Once the bound in this complex, the strands of RNA are separated and the “passenger” strand is cleaved. The single strand of RNA remaining in the complex acts as a guide for binding the RISC to the target messenger RNA (mRNA). After homology-dependent recognition of the target, the RISC can cleave the mRNA and hence inhibit translation.
Since its discovery in 1998, RNAi technology has garnered the Nobel Prize in Medicine, and its clinical applications continue to gain interest. The first FDA-approved RNAi therapy was some 20 years after its discovery, in 2018, for a rare form of amyloidosis. Successful applications of RNAi have continued to arise, in an expanding number of disease areas. But, the clinical applications of RNAi have often been limited by delivery and target-site accumulation.
Due to the high potential of siRNAs for degradation, as well as their short half-life of several minutes to an hour, delivery systems have had to be developed to improve stability and targeting. To overcome the limitations of delivery, chemical modifications can be made directly to siRNA molecules, or delivery systems such as nanoparticle and lipid vesicles can be used. By altering the chemical structure of siRNA it is possible to improve half-life, protect against nucleases, as well as aid in transport and targeting. This strategy does come with limitations, as the RNAi machinery is only capable of accommodating moderate alterations to chemical structure.

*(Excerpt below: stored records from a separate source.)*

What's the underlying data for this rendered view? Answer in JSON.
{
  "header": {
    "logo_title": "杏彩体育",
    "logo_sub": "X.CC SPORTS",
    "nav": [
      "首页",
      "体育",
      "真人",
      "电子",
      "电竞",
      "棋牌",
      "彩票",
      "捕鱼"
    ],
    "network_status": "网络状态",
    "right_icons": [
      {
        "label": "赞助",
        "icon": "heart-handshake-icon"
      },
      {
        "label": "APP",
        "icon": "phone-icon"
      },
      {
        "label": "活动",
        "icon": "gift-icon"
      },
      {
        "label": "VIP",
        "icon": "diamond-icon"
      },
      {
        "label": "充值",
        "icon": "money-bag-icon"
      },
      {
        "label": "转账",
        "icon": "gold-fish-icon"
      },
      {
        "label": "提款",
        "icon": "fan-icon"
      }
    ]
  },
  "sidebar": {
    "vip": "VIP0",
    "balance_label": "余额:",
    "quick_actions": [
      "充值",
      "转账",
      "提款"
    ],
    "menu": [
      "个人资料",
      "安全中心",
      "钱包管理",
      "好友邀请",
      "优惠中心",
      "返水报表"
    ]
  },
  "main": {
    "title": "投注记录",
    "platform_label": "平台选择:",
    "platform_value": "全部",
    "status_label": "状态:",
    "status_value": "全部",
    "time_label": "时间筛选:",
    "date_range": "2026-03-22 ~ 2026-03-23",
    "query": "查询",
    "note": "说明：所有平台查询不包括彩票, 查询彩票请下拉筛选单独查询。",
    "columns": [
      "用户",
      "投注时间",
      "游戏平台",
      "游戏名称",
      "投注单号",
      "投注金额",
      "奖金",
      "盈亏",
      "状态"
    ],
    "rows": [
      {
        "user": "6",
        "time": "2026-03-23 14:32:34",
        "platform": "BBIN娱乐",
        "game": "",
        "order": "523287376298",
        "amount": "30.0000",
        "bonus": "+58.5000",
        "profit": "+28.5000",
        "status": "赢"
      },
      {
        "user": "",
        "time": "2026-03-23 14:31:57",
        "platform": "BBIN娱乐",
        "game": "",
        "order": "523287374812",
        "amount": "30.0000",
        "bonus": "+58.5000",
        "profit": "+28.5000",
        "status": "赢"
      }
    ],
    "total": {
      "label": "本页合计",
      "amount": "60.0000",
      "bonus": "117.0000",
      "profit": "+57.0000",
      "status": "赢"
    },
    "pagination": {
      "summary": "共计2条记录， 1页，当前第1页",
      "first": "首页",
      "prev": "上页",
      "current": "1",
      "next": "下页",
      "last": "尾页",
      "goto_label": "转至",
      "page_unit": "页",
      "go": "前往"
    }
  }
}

Gene delivery systems are another commonly used strategy, with liposomes being the most extensively explored platform. Additional nanocarriers that have been developed include polymeric nanoparticles, metallic core nanoparticles, dendrimers, and polymeric micelles. These platforms are often used for the delivery of drug molecules; they are an attractive option due to the stability they offer, as well as their capacity for surface modifications. By modifying the surface of the delivery system, it is possible to enhance transport and targeting.
Clinical applications of RNAi
The therapeutic potential of RNAi has continued to gain attention, with a particular interest in its potential to improve outcomes for organ transplant patients. Organ transplants carry an unavoidable risk of ischemic-reperfusion injury (IRI) and graft rejection. Several preclinical studies using RNAi to improve outcomes for transplant patients have been performed; as of 2019, RNAi was reported to be used during liver, heart, kidney, and lung machine perfusions before transplant.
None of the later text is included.